La intemperie de las palabras atenta directamente contra la sentencia wittgensteiniana: el lenguaje deja de ser límite del mundo, y en su lugar los linderos son ocupados por el discurso, cansino y cansón, del caudillo. Por consiguiente, no hay verbo capaz de alumbrar la realidad, lo cual supone la pérdida de una libertad esencial a toda potencia lingüística: la creación. Agotada la conciencia moral en la imposibilidad de que el pensamiento fecunde a las palabras, y estas convoquen la epifanía de lo natural y sobrenatural, el ciudadano experimenta la degradación de su condición de persona humana en simple individuo, sin razón que busque la aletheia (verdad) y sin voluntad que propenda a la libertad.

Quizá haya algo peor que el silencio de los temerosos y sea el bullicio de los vociferantes –eso que podríamos llamar el silencio de la sobremodernidad–. Los primeros, ciertamente, son una campana rota: han optado por la apoplejía discursiva. Los segundos, sin embargo, son los heraldos del óbito verbal. Compelen a las palabras a cruzar el Valle de la Muerte. Al cabo solo quedarán fonemas y significados amnésicos, que no serán capaces de invocar la memoria de aquella grandeza del verbo por la cual Steiner exclamara un día que «si el silencio hubiera de retornar a una civilización destruida, sería un silencio doble, clamoroso y desesperado por el recuerdo de la palabra».

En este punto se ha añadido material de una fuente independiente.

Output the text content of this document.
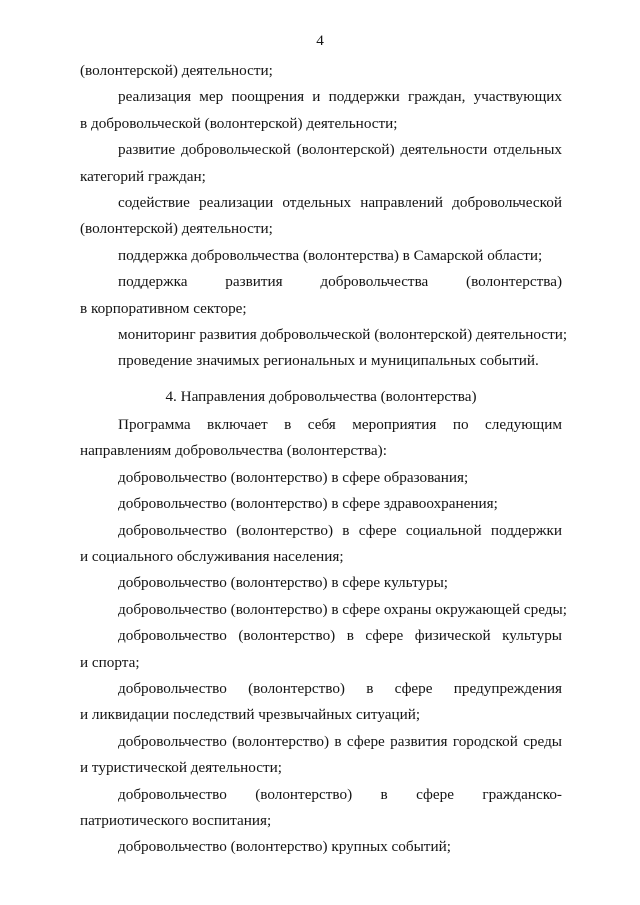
4
(волонтерской) деятельности;
реализация мер поощрения и поддержки граждан, участвующих
в добровольческой (волонтерской) деятельности;
развитие добровольческой (волонтерской) деятельности отдельных
категорий граждан;
содействие реализации отдельных направлений добровольческой
(волонтерской) деятельности;
поддержка добровольчества (волонтерства) в Самарской области;
поддержка развития добровольчества (волонтерства)
в корпоративном секторе;
мониторинг развития добровольческой (волонтерской) деятельности;
проведение значимых региональных и муниципальных событий.
4. Направления добровольчества (волонтерства)
Программа включает в себя мероприятия по следующим
направлениям добровольчества (волонтерства):
добровольчество (волонтерство) в сфере образования;
добровольчество (волонтерство) в сфере здравоохранения;
добровольчество (волонтерство) в сфере социальной поддержки
и социального обслуживания населения;
добровольчество (волонтерство) в сфере культуры;
добровольчество (волонтерство) в сфере охраны окружающей среды;
добровольчество (волонтерство) в сфере физической культуры
и спорта;
добровольчество (волонтерство) в сфере предупреждения
и ликвидации последствий чрезвычайных ситуаций;
добровольчество (волонтерство) в сфере развития городской среды
и туристической деятельности;
добровольчество (волонтерство) в сфере гражданско-
патриотического воспитания;
добровольчество (волонтерство) крупных событий;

La misión de los buenos poetas, precisamente, es restituirnos la posibilidad de la palabra resguardada, capaz de conducirnos a la poiesis. Solo en ella es posible experimentar toda la fuerza liberadora del verbo y ascender por la razón a las dimensiones más elevadas del ser. Esta capacidad redentora del lenguaje es idónea para mostrar al hombre confinado, como decía Rafael Cadenas en Coney Island, que el cautivo se hace plural en el Otro: «El pobre carcelero se creía libre porque cerraba la reja, pero / a través de ti yo era innumerable».

Esto es exactamente lo que hicieron durante el recital de poesía en la Universidad Central de Venezuela Patricia Guzmán, Jacqueline Goldberg, Flavia Pesci Feltri y el maestro Armando Rojas Guardia: nos dieron una llave para que seamos libres, la posibilidad de experimentar la poiesis como conjunción entre la poesía interior del poeta y la que se revela fuera de él en el mundo. Por tanto, si tuviera que expresar mi gratitud por ello, lo haría con las palabras de una mística italiana de la segunda mitad del s. XX, Chiara Lubich: «Quando sarò alla tua porta, tu mi chiederai il mio nome. Io non ti dirò il mio nome, ti dirò solo grazie, per tutto e per sempre» (Cuando esté ante tu puerta y preguntes mi nombre, no te lo diré. Diré solo gracias, por todo y por siempre).

Hey you,
¿nos brindas un café?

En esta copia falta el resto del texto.